Cybèle divinité d’origine phrygienne assimilée à Rhéa chez les grecs, personnifiait la force reproductrice de la nature et fut considérée comme la reine des dieux. La réforme, en particulier, a dénoncé dans le culte voué à Marie une recrudescence de ce rite païen.

1098.

I Jean I 5 “La nouvelle que nous avons apprise de lui et que nous vous annonçons, c’est que dieu est lumière et qu’il n’y a pas de ténèbres en lui.”

1099.

ANSELME de Cantorbery “Proslogion” Allocution sur l’existence de Dieu” (traduction et notes de Bernard PAUTRAT.). (Flammarion Paris 1993 ) (texte rédigé en 1077 ou 1078).
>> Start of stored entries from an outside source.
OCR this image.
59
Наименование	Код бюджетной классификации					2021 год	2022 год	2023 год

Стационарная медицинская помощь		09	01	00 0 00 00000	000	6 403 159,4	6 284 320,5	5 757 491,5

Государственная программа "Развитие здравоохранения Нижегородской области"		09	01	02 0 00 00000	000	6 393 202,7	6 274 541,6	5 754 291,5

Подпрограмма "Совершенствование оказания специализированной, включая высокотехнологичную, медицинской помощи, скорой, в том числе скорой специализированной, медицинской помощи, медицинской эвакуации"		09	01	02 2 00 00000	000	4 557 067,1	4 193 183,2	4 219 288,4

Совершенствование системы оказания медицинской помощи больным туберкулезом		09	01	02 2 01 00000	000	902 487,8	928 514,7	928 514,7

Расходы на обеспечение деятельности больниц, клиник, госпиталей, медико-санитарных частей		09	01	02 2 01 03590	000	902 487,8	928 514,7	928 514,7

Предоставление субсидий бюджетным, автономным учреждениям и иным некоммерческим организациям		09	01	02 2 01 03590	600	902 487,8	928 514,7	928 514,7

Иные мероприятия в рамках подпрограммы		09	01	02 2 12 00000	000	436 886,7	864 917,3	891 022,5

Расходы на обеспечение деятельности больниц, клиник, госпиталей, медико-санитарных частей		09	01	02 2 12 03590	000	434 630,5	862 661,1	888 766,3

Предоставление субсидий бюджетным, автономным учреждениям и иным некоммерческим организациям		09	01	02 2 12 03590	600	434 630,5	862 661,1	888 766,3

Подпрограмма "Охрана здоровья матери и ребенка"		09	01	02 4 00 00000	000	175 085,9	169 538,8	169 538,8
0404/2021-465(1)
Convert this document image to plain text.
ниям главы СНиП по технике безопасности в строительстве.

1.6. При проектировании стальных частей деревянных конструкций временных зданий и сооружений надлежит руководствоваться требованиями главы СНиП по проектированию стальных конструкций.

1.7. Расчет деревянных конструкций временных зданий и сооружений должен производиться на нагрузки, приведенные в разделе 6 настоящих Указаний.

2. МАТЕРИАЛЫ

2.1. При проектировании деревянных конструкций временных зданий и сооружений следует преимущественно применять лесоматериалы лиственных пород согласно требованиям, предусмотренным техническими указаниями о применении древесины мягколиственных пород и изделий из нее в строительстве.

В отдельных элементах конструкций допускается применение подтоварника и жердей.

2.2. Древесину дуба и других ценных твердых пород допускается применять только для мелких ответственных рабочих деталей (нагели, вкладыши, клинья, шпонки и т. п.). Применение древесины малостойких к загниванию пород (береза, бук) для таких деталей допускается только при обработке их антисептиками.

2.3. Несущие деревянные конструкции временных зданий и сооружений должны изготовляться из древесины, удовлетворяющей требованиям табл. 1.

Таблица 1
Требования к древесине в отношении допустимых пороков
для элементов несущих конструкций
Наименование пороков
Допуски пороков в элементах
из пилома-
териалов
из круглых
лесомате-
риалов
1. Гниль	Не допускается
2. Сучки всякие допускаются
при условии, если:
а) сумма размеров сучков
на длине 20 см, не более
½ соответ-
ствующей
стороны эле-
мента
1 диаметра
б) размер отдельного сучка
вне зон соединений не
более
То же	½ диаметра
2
Au chapitre quatorze à la page 60.

1100.

Fr. Volkmar REINHARD réformateur allemand (mort en 1812 ), cité par Émile G LÉONARD dans son “Histoire du protestantisme “ PUF 1950-1960 ; à la page 90.

1101.

“Jésus leur dit : “ Je suis le pain de vie. Celui qui vient à moi n’aura jamais faim, et celui qui croit en moi n’aura jamais soif. Mais, je vous l’ai dit, vous m’avez vu, et vous ne me croyez point.” Jean VI 35 36 . Lire tout le passage: Jean VI 32 à 40

1102.

Jean XX 24 à 29 op. cit.

1103.

RORDORF Willy et TUILIER André “La doctrine des douze apôtres -Didachè “ Cerf Paris 1978 ; (226 pages).

Ce texte est habituellement situé aux alentours de l’an 90. (VOELTZEL René “L’enfant et son éducation dans la Bible” Beauchesne Paris 1973 ; page 99).